# IE (6,7 & 8) stellt Seite völlig falsch dar und gibt Scriptfehler aus!



## tomengel (19. September 2009)

Morgähn 

Ich mache z.Zt. für einen Bekannten von mir eine Portfolio Seite. Die Daten kommen aus einer Datenbank und ich nutze diverse Javascripte für verschiedene Funktionen.

Auf Safari und FF (Mac) und FF Windows funktioniert soweit alles tadellos.

Nur die IE Familien schießt mal wieder quer 

Zum Einen wird das Layout total zerschossen (warum auch immer) und darüber hinaus gibt IE auch noch Scriptfehler aus, die ich mir nicht erklären kann.

Vielleicht habt Ihr ja ein paar Tipps für mich, welche Schrauben ich für die IE Familie anziehen muss.
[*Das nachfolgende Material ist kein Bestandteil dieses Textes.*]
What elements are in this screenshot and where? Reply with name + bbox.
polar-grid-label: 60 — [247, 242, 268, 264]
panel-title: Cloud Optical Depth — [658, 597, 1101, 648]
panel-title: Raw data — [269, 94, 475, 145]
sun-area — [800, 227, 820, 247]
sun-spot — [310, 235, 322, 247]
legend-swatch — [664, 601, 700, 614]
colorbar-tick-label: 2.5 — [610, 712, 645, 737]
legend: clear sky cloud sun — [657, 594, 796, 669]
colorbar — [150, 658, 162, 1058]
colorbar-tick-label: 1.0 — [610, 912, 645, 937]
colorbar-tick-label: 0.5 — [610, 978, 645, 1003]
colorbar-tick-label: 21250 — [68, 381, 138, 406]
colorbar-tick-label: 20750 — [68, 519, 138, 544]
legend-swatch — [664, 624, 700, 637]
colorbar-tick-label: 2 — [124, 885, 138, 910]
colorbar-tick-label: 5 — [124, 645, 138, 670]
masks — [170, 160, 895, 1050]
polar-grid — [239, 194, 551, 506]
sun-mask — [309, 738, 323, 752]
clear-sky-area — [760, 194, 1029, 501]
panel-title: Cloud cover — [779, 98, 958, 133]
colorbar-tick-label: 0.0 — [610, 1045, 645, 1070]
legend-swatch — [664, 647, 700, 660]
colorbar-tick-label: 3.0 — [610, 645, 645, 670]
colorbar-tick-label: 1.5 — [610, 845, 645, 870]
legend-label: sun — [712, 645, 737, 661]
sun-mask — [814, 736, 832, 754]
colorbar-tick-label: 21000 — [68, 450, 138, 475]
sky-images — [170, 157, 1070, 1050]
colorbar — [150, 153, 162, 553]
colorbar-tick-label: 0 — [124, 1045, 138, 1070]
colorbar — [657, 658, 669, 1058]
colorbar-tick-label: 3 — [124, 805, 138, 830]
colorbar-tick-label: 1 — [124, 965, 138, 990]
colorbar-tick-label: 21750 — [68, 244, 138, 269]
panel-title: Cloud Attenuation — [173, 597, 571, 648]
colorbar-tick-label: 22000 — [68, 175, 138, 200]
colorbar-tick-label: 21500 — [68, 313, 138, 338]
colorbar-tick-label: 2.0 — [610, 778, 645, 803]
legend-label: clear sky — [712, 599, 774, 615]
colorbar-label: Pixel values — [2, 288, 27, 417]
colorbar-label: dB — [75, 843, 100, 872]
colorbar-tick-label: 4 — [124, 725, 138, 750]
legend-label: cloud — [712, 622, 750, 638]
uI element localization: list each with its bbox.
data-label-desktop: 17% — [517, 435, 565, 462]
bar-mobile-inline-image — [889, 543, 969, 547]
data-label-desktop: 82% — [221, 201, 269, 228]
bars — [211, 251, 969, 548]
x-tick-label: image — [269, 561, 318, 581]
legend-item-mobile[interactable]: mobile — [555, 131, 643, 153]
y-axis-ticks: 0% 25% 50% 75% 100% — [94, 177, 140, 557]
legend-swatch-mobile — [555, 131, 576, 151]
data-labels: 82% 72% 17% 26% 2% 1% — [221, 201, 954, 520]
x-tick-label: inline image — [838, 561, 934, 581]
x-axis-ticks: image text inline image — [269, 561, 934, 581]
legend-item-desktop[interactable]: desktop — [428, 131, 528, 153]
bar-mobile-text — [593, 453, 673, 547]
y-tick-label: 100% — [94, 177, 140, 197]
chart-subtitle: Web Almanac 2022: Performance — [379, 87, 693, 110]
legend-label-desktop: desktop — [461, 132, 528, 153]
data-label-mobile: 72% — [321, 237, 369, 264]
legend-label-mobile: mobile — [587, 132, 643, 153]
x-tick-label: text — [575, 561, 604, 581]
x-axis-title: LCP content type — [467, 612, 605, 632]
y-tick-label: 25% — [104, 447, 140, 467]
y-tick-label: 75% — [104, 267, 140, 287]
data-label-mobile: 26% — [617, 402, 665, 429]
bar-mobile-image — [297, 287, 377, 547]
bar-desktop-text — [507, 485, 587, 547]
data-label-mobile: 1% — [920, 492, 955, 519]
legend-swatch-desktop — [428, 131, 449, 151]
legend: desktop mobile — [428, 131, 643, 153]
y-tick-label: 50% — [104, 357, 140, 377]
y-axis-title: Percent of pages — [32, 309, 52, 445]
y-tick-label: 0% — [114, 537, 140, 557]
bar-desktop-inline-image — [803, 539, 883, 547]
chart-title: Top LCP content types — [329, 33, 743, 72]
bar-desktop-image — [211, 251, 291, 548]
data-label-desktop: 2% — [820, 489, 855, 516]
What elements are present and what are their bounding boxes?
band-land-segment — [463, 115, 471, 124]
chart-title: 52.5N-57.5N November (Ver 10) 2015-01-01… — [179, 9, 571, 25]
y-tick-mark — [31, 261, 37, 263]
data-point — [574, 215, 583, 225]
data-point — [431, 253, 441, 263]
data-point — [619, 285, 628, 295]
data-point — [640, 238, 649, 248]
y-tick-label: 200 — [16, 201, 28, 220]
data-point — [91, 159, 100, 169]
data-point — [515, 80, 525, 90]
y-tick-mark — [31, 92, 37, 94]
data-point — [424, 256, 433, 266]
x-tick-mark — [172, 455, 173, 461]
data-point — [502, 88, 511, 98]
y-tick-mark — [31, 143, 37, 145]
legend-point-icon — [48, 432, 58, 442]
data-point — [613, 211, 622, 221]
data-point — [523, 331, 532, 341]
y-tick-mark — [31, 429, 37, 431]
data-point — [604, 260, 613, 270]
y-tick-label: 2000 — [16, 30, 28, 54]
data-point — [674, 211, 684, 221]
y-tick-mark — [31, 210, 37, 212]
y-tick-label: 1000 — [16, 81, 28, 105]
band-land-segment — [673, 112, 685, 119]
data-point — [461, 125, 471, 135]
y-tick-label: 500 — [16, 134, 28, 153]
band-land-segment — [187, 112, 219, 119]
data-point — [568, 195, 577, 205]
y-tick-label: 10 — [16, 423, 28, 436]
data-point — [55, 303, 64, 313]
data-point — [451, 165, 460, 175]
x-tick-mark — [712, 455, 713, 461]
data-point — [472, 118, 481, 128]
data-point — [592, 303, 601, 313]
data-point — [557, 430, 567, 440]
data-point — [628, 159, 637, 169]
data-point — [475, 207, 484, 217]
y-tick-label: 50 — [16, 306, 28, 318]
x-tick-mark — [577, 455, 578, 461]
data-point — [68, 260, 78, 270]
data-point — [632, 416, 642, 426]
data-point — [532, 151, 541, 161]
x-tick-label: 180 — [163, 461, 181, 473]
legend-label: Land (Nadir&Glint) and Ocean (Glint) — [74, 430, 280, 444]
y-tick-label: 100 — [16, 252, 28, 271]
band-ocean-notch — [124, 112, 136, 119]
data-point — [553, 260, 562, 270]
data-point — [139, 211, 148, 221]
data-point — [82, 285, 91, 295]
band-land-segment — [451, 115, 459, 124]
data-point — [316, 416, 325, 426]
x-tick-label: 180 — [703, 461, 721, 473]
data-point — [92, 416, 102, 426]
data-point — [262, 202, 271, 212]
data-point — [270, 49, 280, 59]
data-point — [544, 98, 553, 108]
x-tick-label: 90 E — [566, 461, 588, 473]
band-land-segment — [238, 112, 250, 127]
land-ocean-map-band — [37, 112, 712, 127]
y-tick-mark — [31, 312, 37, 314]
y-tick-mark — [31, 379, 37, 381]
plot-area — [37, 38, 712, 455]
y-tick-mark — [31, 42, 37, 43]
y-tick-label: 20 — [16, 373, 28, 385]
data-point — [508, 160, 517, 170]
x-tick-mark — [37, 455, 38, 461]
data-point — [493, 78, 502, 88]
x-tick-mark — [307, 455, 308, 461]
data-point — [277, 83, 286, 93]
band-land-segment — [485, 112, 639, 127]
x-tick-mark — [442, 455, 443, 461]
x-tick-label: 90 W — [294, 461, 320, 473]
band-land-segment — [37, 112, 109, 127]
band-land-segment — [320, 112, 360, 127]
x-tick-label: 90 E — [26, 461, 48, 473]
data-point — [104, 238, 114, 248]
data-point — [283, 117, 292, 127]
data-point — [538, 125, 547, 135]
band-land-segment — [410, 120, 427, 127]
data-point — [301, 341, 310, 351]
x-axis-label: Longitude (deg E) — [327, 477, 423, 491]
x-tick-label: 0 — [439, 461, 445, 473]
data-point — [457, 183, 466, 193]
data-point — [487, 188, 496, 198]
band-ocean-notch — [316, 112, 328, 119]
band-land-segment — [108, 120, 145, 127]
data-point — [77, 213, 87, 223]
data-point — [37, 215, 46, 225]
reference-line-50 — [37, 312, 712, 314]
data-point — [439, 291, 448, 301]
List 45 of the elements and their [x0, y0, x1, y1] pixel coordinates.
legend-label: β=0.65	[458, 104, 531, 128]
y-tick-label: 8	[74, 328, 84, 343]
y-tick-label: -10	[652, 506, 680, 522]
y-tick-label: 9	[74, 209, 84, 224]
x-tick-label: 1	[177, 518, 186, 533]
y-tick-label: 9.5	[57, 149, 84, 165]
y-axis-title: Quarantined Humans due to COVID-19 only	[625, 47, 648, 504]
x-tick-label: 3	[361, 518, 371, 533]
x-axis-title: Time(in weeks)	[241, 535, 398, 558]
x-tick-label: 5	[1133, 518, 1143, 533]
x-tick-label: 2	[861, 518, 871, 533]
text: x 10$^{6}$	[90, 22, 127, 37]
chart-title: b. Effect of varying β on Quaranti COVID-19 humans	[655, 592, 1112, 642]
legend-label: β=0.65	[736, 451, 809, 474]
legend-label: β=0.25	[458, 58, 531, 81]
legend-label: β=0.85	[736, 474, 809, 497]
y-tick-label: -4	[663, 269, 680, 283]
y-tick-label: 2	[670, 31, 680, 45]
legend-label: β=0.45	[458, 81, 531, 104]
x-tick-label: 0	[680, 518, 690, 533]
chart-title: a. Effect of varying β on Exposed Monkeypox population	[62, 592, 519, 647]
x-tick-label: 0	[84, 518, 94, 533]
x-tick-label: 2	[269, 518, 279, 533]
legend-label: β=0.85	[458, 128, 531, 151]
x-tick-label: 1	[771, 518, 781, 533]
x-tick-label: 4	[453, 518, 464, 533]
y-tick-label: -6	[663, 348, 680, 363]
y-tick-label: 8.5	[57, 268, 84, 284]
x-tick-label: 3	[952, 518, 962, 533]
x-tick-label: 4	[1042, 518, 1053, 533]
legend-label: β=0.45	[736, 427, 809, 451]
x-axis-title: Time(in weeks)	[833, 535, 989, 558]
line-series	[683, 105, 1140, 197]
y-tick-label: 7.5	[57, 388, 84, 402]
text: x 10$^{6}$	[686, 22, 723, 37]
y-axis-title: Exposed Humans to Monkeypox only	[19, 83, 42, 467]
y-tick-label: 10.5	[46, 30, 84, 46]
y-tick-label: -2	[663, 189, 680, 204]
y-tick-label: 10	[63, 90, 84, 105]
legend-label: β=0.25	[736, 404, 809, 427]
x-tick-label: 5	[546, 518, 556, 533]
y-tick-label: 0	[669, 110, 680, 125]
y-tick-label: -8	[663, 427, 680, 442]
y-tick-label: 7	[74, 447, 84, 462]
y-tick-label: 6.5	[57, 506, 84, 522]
Die Seite könnt ihr euch unter dieser URL ansehen:
http://www.rose-fotografie.de/dev

Vielen Dank schon mal an Alle!

Sonnige Grüße,

Tom


----------



## Maik (19. September 2009)

Hi,

zunächst mal möchte ich dich darum bitten, zukünftig in unserem Forum auf deinen immer wieder gerne herangezogenen  "Flame-War"-Ausdruck "Windoof" zu verzichten, nur weil im IE ein X-beliebiges Problem auftaucht - vielen Dank! 

Immer schön sachlich bleiben, sag ich da nur, denn die Gründe liegen hier nicht im Betriebssystem, sondern ausschließlich in deinem Code.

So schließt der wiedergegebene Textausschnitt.